Para este efeito, são e manter-se-ão proibidas, em qualquer ocasião e lugar, relativamente às pessoas acima mencionadas: (alínea a) As ofensas contra a vida e a integridade física, especialmente o homicídio sob todas as formas, mutilações, tratamentos cruéis, torturas e suplícios; b) A tomada de reféns; c) As ofensas à dignidade das pessoas, especialmente os tratamentos humilhantes e degradantes; d) As condenações proferidas e as execuções efectuadas sem prévio julgamento, realizado por um tribunal regularmente constituído, que ofereça todas as garantias judiciais reconhecidas como indispensáveis pelos povos civilizados.

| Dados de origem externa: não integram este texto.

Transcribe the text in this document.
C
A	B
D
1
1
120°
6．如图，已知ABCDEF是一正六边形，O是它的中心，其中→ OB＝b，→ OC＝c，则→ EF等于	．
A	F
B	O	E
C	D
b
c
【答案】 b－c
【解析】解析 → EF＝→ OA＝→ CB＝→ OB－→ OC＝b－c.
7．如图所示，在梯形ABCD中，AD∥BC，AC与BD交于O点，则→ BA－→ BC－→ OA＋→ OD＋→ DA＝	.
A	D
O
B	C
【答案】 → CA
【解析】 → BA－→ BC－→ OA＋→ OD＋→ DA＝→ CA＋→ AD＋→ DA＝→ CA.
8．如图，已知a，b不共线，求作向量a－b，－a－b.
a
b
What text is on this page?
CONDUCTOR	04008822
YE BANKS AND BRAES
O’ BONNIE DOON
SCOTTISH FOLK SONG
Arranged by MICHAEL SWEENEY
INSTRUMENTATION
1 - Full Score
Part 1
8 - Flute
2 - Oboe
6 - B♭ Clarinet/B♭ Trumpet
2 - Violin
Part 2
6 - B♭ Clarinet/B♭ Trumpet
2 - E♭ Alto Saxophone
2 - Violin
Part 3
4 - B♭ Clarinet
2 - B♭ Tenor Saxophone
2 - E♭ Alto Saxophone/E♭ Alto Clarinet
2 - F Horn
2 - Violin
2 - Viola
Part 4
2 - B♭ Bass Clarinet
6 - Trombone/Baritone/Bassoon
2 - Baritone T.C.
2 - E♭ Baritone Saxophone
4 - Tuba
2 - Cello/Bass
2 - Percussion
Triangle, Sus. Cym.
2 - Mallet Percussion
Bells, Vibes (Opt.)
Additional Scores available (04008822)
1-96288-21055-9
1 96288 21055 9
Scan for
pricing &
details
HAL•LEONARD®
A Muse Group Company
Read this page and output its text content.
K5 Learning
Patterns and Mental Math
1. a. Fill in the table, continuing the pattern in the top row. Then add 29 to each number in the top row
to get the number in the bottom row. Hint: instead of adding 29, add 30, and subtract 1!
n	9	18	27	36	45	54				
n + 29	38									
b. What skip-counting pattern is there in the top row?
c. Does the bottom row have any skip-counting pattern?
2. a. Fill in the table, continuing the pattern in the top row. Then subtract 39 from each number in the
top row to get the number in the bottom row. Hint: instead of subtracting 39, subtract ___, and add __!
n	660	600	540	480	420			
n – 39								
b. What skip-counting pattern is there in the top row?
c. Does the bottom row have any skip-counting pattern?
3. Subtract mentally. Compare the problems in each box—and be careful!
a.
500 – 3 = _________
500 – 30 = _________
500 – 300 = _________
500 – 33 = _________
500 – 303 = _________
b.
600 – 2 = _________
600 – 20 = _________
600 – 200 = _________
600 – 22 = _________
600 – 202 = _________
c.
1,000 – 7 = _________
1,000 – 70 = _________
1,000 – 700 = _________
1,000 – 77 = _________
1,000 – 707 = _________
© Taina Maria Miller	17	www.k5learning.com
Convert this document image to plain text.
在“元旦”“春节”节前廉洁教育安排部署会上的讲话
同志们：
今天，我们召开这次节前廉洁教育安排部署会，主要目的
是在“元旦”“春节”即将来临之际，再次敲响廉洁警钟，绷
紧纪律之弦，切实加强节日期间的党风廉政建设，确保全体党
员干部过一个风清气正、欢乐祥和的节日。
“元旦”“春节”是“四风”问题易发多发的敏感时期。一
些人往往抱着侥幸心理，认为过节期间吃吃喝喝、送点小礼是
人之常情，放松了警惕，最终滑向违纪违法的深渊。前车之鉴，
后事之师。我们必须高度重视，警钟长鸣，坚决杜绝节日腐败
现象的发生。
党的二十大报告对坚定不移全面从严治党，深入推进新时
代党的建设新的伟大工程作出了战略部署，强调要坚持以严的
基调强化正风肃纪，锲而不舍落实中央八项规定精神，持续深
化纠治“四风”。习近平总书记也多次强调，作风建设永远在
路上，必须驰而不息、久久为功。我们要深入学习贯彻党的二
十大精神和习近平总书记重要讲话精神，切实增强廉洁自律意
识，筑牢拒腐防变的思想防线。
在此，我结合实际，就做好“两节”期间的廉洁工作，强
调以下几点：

O número dois ainda do artigo três termina desta forma: “os feridos e doentes serão recolhidos e tratados. Um organismo humanitário imparcial, como a Comissão Internacional da Cruz Vermelha, poderá oferecer os seus serviços às partes no conflito. As Partes no conflito esforçar-se-ão também por pôr em vigor, por meio de acordos especiais, todas ou parte das restantes disposições da presente Convenção. A aplicação das disposições precedentes não afectará o estatuto jurídico das Partes no conflito”.
Por outras palavras, a Convenção de Genebra estabelece as regras no período de guerra, especialmente as de proteger os civis, os seus direitos e bens na decorrência do conflito armado no âmbito de Direito Internacional Humanitário. Neste ponto não há qualquer tipo de dúvidas. Estamos entendidos nesta abordagem secular.